When life knocks you down, who or what helps you get back up? How can you adjust your strategy to keep on standing?

 

Why is life worth keeping up the fight for even when we need to change up our approach to prevent another knockdown?




 

Thursday, November 18, 2021

The Gratitude Grid

 

THE GRATITUDE GRID

Directions – Fill out the following 16 space grid by writing down at one thing that you are grateful for today in each space. Feel free to put anything or anyone you want in any order as long as it is something that you feel appreciation, thankfulness or gratitude for


Process

This Gratitude Grid will be discussed in somewhat of a “game” format as the group should follow the instructions of the group leader and then discuss thoughts and feelings related to the instructions – See below for explanation


Instructions for Counselor/Group Leader for processing the “Gratitude Grid”  -

 

Read each instruction below to the group. Make sure to pause in between each instruction to discuss thoughts and feelings related to each action listed below.

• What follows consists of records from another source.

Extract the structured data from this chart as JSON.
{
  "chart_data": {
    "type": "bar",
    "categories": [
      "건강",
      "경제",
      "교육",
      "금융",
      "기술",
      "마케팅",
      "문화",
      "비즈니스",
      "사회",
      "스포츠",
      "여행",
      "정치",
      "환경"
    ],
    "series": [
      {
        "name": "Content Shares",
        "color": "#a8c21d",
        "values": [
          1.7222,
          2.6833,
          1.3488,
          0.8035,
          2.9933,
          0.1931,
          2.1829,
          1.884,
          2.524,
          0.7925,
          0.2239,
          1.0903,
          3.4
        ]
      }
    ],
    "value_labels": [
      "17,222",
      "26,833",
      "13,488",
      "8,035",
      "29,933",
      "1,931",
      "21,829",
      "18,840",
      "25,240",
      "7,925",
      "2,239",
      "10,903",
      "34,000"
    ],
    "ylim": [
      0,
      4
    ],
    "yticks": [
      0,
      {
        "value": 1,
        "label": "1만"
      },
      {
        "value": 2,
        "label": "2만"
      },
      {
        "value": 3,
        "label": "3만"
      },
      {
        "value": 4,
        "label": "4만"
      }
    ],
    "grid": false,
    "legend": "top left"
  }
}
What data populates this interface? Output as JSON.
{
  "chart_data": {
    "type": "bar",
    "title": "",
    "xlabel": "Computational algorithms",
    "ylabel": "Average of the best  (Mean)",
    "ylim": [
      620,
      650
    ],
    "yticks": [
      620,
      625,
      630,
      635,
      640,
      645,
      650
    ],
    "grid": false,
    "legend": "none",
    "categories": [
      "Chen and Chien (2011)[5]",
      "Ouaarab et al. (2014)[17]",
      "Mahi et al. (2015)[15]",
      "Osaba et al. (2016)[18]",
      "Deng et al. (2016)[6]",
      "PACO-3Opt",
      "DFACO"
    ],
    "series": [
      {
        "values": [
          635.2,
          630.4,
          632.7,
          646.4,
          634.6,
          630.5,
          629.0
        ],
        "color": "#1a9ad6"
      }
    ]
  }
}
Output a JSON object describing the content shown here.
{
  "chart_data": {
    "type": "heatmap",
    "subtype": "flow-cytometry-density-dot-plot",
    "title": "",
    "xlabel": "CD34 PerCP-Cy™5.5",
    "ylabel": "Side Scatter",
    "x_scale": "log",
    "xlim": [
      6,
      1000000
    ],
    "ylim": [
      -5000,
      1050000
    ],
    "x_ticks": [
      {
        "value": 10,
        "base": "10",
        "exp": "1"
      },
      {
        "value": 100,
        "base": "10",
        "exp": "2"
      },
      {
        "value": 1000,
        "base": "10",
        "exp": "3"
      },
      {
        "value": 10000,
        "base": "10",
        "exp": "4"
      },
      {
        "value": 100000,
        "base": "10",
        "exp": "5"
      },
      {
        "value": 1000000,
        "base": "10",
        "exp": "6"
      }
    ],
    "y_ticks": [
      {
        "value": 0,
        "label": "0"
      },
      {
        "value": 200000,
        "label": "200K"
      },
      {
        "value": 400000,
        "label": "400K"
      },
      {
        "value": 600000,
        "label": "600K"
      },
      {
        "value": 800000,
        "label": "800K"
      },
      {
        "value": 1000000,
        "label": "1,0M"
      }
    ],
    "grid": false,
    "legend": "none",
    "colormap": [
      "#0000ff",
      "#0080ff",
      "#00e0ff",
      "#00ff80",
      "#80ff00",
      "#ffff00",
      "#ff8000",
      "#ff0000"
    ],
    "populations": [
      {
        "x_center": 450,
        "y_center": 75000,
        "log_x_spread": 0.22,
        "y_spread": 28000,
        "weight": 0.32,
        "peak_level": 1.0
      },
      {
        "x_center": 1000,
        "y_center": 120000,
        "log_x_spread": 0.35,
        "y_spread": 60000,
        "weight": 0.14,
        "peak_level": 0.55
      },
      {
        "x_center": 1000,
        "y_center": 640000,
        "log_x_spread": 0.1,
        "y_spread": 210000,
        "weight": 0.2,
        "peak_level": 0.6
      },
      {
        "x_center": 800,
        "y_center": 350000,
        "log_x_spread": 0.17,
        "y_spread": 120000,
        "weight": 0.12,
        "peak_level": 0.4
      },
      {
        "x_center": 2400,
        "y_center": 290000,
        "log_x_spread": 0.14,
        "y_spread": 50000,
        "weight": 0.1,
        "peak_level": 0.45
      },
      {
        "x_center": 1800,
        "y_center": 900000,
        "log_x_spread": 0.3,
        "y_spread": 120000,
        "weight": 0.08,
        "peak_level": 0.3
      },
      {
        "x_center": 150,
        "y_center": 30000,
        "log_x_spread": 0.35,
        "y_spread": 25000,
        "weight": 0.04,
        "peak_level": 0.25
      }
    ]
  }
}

1.    What do you like best about what you wrote in box A1?

2.    How would you think and feel if someone stole or took what you wrote in box B2?

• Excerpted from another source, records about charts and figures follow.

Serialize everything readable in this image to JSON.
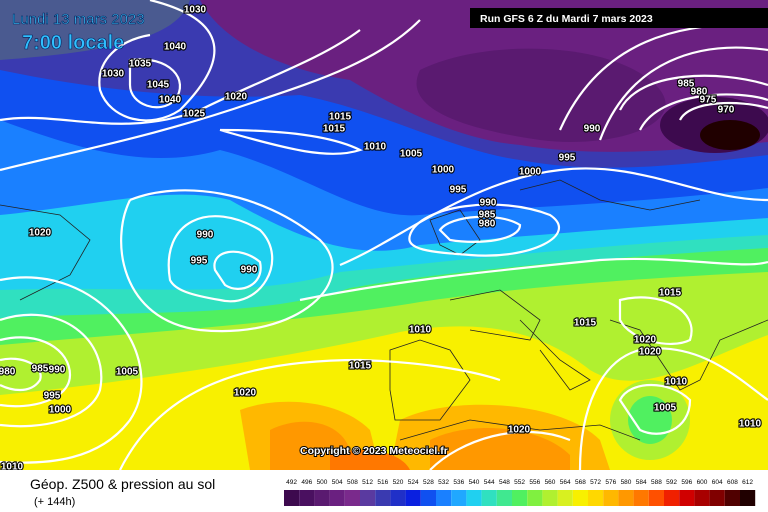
{
  "header": {
    "date": "Lundi 13 mars 2023",
    "time": "7:00 locale",
    "run": "Run GFS 6 Z du Mardi 7 mars 2023"
  },
  "isobar_labels": [
    1030,
    1040,
    1030,
    1035,
    1045,
    1040,
    1025,
    1020,
    1015,
    1015,
    1010,
    1005,
    1000,
    995,
    1000,
    990,
    985,
    980,
    995,
    990,
    985,
    980,
    975,
    970,
    1020,
    990,
    995,
    990,
    1010,
    1015,
    1015,
    1015,
    1020,
    1020,
    1010,
    1005,
    1010,
    1005,
    1020,
    1020,
    1010,
    980,
    985,
    990,
    995,
    1000
  ],
  "copyright": "Copyright © 2023 Meteociel.fr",
  "caption": {
    "title": "Géop. Z500 & pression au sol",
    "lead": "(+ 144h)"
  },
  "scale": {
    "labels": [
      492,
      496,
      500,
      504,
      508,
      512,
      516,
      520,
      524,
      528,
      532,
      536,
      540,
      544,
      548,
      552,
      556,
      560,
      564,
      568,
      572,
      576,
      580,
      584,
      588,
      592,
      596,
      600,
      604,
      608,
      612
    ],
    "colors": [
      "#3d0a4e",
      "#4a1060",
      "#5a1a70",
      "#6a2080",
      "#7a2a8c",
      "#5a3aa0",
      "#3a3ab0",
      "#2030c8",
      "#0a20e0",
      "#1050f0",
      "#1a80ff",
      "#20a8ff",
      "#20d0f0",
      "#30e0c0",
      "#40e890",
      "#50f060",
      "#80f040",
      "#b0f030",
      "#d8f020",
      "#f8f000",
      "#ffd800",
      "#ffb800",
      "#ff9800",
      "#ff7800",
      "#ff5000",
      "#f02000",
      "#d00000",
      "#a80000",
      "#800000",
      "#500000",
      "#200000"
    ]
  }
}
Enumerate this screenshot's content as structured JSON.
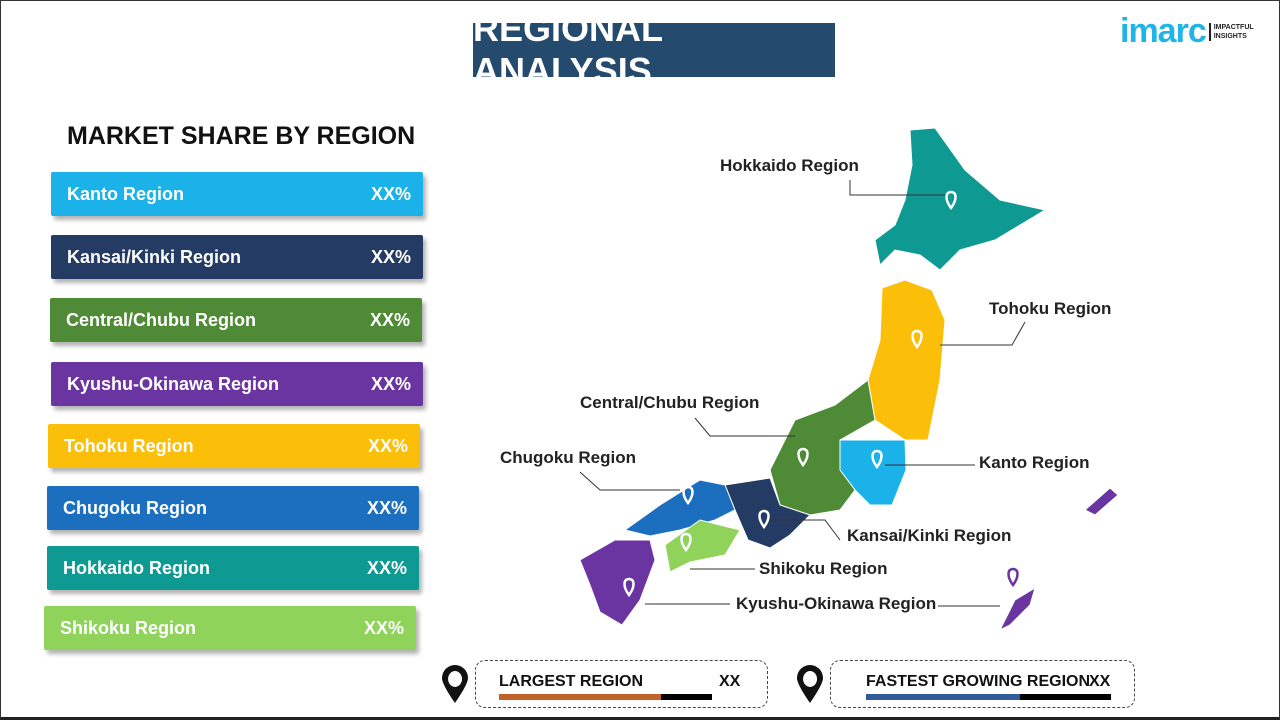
{
  "title": "REGIONAL ANALYSIS",
  "logo": {
    "brand": "imarc",
    "tagline1": "IMPACTFUL",
    "tagline2": "INSIGHTS"
  },
  "subtitle": "MARKET SHARE BY REGION",
  "regions": [
    {
      "name": "Kanto Region",
      "value": "XX%",
      "color": "#1ab2e8"
    },
    {
      "name": "Kansai/Kinki  Region",
      "value": "XX%",
      "color": "#243b64"
    },
    {
      "name": "Central/Chubu  Region",
      "value": "XX%",
      "color": "#4f8a36"
    },
    {
      "name": "Kyushu-Okinawa  Region",
      "value": "XX%",
      "color": "#6a35a0"
    },
    {
      "name": "Tohoku Region",
      "value": "XX%",
      "color": "#fbbf0a"
    },
    {
      "name": "Chugoku Region",
      "value": "XX%",
      "color": "#1c6fbf"
    },
    {
      "name": "Hokkaido Region",
      "value": "XX%",
      "color": "#0e9a93"
    },
    {
      "name": "Shikoku Region",
      "value": "XX%",
      "color": "#8fd35a"
    }
  ],
  "map_labels": {
    "hokkaido": "Hokkaido Region",
    "tohoku": "Tohoku Region",
    "central": "Central/Chubu Region",
    "chugoku": "Chugoku Region",
    "kanto": "Kanto Region",
    "kansai": "Kansai/Kinki Region",
    "shikoku": "Shikoku Region",
    "kyushu": "Kyushu-Okinawa Region"
  },
  "largest": {
    "label": "LARGEST REGION",
    "value": "XX",
    "color": "#c0622a",
    "fill_pct": 76
  },
  "fastest": {
    "label": "FASTEST GROWING REGION",
    "value": "XX",
    "color": "#325c97",
    "fill_pct": 63
  }
}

3.    If you got into a legal situation that limited your contact or exposure to what you wrote in box C3 how would that impact you?

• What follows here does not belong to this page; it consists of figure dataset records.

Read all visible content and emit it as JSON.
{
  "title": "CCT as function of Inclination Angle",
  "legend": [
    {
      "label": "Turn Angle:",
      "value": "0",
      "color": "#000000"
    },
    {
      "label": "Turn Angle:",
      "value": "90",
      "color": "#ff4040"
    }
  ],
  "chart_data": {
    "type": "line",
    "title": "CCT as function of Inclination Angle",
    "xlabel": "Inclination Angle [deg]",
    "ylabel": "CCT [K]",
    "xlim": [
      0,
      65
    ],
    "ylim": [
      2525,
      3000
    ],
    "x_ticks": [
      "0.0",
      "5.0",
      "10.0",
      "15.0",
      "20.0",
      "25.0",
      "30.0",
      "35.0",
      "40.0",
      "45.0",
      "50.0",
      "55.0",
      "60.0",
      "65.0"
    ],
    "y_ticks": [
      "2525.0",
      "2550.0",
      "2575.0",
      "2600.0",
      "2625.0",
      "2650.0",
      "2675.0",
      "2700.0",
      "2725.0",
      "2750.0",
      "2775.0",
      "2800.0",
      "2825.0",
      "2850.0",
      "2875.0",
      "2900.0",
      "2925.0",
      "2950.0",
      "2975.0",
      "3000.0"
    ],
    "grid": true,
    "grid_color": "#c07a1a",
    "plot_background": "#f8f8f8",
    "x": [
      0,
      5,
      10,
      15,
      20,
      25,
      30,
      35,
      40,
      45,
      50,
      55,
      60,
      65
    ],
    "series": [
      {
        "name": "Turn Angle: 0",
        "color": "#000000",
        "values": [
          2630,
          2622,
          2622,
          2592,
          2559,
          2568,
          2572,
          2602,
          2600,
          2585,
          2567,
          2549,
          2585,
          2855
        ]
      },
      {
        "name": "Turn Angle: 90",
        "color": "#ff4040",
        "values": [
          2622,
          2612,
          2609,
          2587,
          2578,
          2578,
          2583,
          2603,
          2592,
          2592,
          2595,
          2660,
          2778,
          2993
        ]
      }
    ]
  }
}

4.    If you had money to spend to help or improve what you wrote in box D4 what would that be like for you?

5.    Look at what you wrote in box A2 – What is one of the first things that comes to mind?

6.    Which would be harder to live without, what you wrote in box A3 or B3?

7.    If what you wrote in box A4 became the primary focus of your life for the next month, what would your life be like?

8.    How would you protect what is in box B1 if there was danger or risk involved?

9.    What do you see in the future for what you wrote in box B4?

10.  Is there any relationship between what you wrote in box C1 and box C2? If so, what?

11.  How would you describe box C4 to someone who you never met?

12.  Look at box D1, D2 and D3 – Which one of those means the most to you of the three and why?

13.  If you got to choose to improve or enhance or help what is on any box, which would you pick and what would that improvement be?

14.  What is one thing in your grid that you need to give more attention to in your life?

15.  Are there one or two things in your grid that stand out as the most important of all?

16.  What is one thing in your grid that you need more of in your life?

17.  If you were to relapse related to substance use, how would some of the things in your grid be negatively impacted?

18.  When you are doing well with substance use and mental health recovery, what are some things in your grid that truly improve a great deal?

19.  What is something from your grid that you could show even more appreciation for?

20.  Pick one thing in your gratitude that you have not shared about yet – Tell the group about who or what it is

21.  As this group ends, what are one, two or three things in your grid that you are going to leave here today and try to actively think about over the next several days (in a positive way)



Additional Information: Discuss if there is time

 

 

The Grateful Eight – 8 Ways to Become More Grateful

 

 

Use your senses and be observant – Take extra time to really look at things in life you want to be more grateful for

 

 

Daily Reflection – Wake up or go to sleep thinking about things you want to be more grateful for

 

 

Keep a gratitude journal

 

 

Watch your words – Try to use more thankful and grateful language while trying to minimize complaints and criticism

 

 

Change from “I have to” to “I get to” – Increase gratitude by expressing things as a privilege rather than a chore For example “I get to pick up my kids today!” instead of “I have to pick up my kids from school today”

 

 

Consider what it would be like not to have things – For example if you want to be more grateful about your job, try to focus on what it is like not to have a job

 

 

Use visuals – Pictures in our surrounding can help us remember to be grateful

 

 

Reframe perspective – Things could always be worse – For example, if you get a flat tire, instead of focusing on how stressful it is to get a flat tire, reframe it and think to yourself “if this is the worst thing that happens to me today, this is still a pretty darn good day!”